Papà, fermo e lucido, mi venne in soccorso e li affrontò al posto mio. Ogni volta che ci penso, mi sento piccolo piccolo. Avrei dovuto farlo io, ma non ero preparato. O forse non sapevo cosa fosse meglio fare: agire o dire, sta di fatto che restai impietrito. Lui, invece dritto come un fuso malgrado l’età, aveva intuito tutto e non aveva timore di guardare in faccia  a’ chill guapp’ e cartone.

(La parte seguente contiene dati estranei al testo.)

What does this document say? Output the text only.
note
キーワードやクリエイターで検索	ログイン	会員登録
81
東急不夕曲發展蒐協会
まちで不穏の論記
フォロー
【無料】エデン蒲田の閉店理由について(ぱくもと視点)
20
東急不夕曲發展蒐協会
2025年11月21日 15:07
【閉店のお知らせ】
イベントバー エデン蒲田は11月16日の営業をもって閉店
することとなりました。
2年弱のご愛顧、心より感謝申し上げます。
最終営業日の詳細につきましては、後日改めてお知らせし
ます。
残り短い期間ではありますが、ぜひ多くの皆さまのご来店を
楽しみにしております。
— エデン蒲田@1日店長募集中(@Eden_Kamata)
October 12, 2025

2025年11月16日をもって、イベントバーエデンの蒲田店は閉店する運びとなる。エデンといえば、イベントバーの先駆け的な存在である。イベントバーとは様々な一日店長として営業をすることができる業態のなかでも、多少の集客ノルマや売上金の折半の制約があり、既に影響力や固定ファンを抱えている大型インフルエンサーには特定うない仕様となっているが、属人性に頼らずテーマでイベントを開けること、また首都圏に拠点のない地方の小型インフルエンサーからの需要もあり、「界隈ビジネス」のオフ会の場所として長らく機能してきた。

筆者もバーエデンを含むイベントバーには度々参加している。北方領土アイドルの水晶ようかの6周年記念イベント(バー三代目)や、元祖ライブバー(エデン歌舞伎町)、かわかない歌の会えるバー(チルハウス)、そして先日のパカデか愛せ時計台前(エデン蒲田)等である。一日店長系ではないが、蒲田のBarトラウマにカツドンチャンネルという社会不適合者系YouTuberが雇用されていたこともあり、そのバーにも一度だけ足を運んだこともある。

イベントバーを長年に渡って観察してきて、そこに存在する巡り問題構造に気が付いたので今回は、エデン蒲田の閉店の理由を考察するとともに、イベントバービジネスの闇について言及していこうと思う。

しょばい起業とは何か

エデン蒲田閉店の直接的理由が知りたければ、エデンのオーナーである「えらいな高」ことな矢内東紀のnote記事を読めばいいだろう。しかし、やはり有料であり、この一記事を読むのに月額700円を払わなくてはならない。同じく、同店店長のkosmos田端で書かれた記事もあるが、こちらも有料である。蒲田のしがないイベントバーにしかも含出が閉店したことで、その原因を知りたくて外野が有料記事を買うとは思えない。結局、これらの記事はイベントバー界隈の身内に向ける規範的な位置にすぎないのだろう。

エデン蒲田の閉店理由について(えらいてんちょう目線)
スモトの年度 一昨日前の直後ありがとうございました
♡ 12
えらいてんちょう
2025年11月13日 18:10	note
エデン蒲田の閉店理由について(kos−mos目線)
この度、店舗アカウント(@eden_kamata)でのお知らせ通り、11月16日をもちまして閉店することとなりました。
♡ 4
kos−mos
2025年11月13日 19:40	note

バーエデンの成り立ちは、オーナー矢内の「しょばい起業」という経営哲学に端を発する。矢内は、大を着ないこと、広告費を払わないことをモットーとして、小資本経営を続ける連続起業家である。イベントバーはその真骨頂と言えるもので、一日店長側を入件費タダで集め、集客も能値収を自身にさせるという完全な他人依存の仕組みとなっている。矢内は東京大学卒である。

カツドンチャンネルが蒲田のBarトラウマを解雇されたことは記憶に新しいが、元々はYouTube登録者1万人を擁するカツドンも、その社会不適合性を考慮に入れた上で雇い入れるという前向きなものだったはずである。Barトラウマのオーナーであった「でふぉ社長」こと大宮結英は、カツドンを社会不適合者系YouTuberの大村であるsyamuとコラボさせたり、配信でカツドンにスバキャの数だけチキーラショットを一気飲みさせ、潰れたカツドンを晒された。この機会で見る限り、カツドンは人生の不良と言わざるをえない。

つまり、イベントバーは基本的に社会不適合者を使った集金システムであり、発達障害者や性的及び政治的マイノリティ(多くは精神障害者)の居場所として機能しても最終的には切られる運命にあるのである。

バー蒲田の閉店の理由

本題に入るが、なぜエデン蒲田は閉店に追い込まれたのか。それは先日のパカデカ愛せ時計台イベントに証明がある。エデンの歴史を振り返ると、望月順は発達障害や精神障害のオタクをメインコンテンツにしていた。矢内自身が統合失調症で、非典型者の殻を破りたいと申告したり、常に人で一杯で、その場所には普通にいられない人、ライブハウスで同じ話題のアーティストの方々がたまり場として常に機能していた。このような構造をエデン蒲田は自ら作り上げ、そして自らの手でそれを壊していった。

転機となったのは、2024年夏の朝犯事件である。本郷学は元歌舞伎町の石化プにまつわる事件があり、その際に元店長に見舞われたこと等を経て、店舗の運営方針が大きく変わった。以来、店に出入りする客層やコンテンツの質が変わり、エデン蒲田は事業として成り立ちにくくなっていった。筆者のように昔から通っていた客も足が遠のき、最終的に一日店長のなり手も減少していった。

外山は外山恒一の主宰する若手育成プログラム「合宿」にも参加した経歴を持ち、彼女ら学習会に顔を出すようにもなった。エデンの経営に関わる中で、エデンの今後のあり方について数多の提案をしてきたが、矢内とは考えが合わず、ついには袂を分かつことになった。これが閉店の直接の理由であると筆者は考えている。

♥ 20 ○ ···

Quello che volevano, lo sapeva bene: il pizzo, la tangente estorta!

Avevo solo due strade da percorrere: pagare o denunciare.

Scelsi di denunciare, nonostante le minacce, i sabotaggi, le notti insonni. Quello che mi hanno tolto in fondo è solo l’innocenza: perché questi individui ti sporcano con l’unto della loro volgarità, ti abusano anche se non ti sfiorano con un dito, catapultandoti a forza in un mondo infame dove dignità e sacrificio valgono zero.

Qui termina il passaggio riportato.